The Virginia Sea Grant (VASG), based at the Virginia Institute of Marine Sciences in Gloucester Point, Va., works to protect Virginia’s coastal climate and ecology through partnerships with research institutions.
VASG finances and runs research and outreach programs centered on safe and sustainable seafood, healthy coastal and marine ecosystems, sustainable coastal communities and coastal and ocean literacy. VASG is concerned with ensuring healthy coasts, not just for the marine life that inhabits them, but also for the communities that depend on them.
Other Virginia Sea Grant institutions are Old Dominion University, the University of Virginia, the Virginia Institute of Marine Sciences, Virginia Commonwealth University and Virginia Tech.
Mason’s first role as a VASG partner is as lead institution for the Community Adaptation to Sea-Level Rise and Inundation (CASI) project. Investigators from several institutions will be researching how to better communicate to the public the effects of sea-level rise along the coast of Anne Arundel County, Md., in order to facilitate decision-making for policies that can minimize impact and protect resources.
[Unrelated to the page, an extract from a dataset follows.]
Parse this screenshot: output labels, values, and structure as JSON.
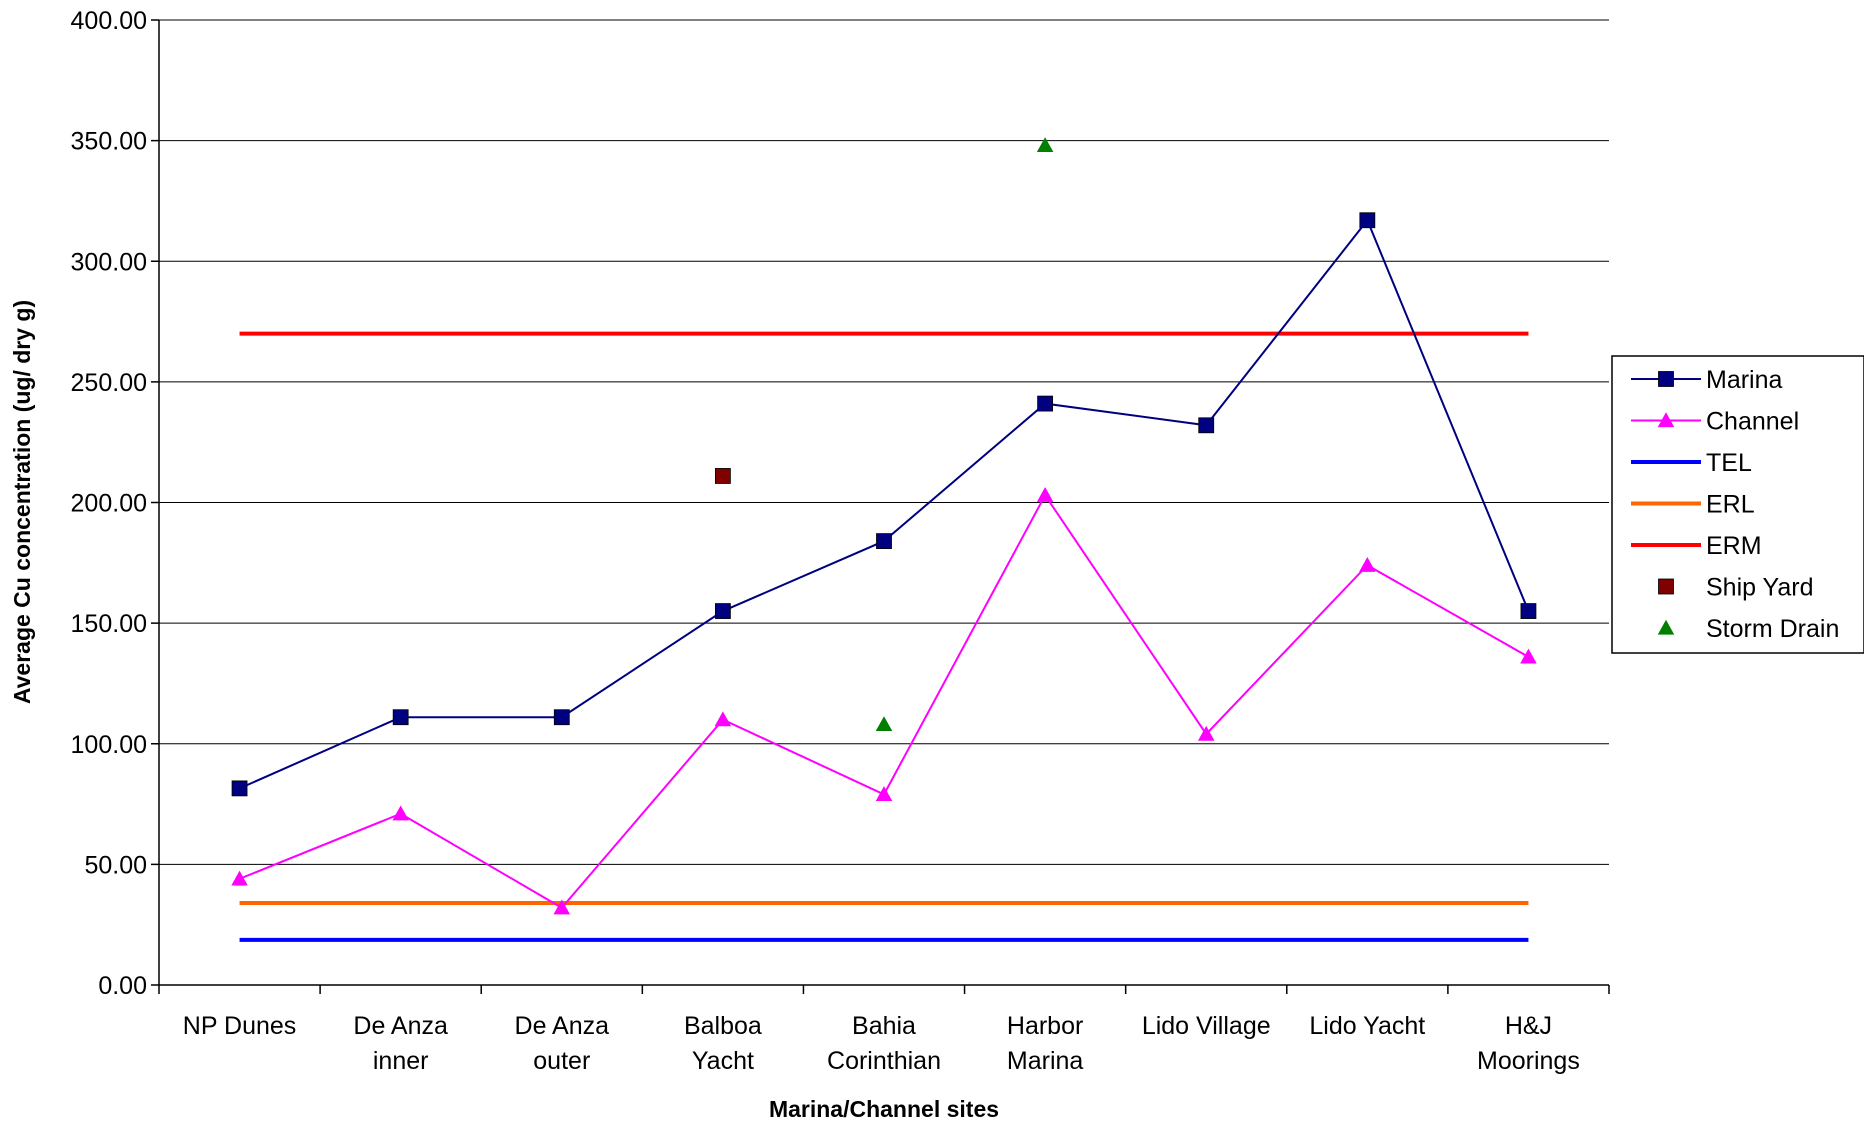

“George Mason University is increasingly becoming a leader in marine science and the policy and social science of coastal adaptation to climate change,” says Mason environmental science and policy doctoral candidate and co-investigator Karen Akerlof. “Partnering with Sea Grant recognizes the university’s growing regional role in these areas and provides more opportunities for knowledge-sharing, collaboration and research.”
She adds, “Working with Sea Grant is a fantastic opportunity for our team to conduct research on public engagement in the development of community policies to address sea-level rise.”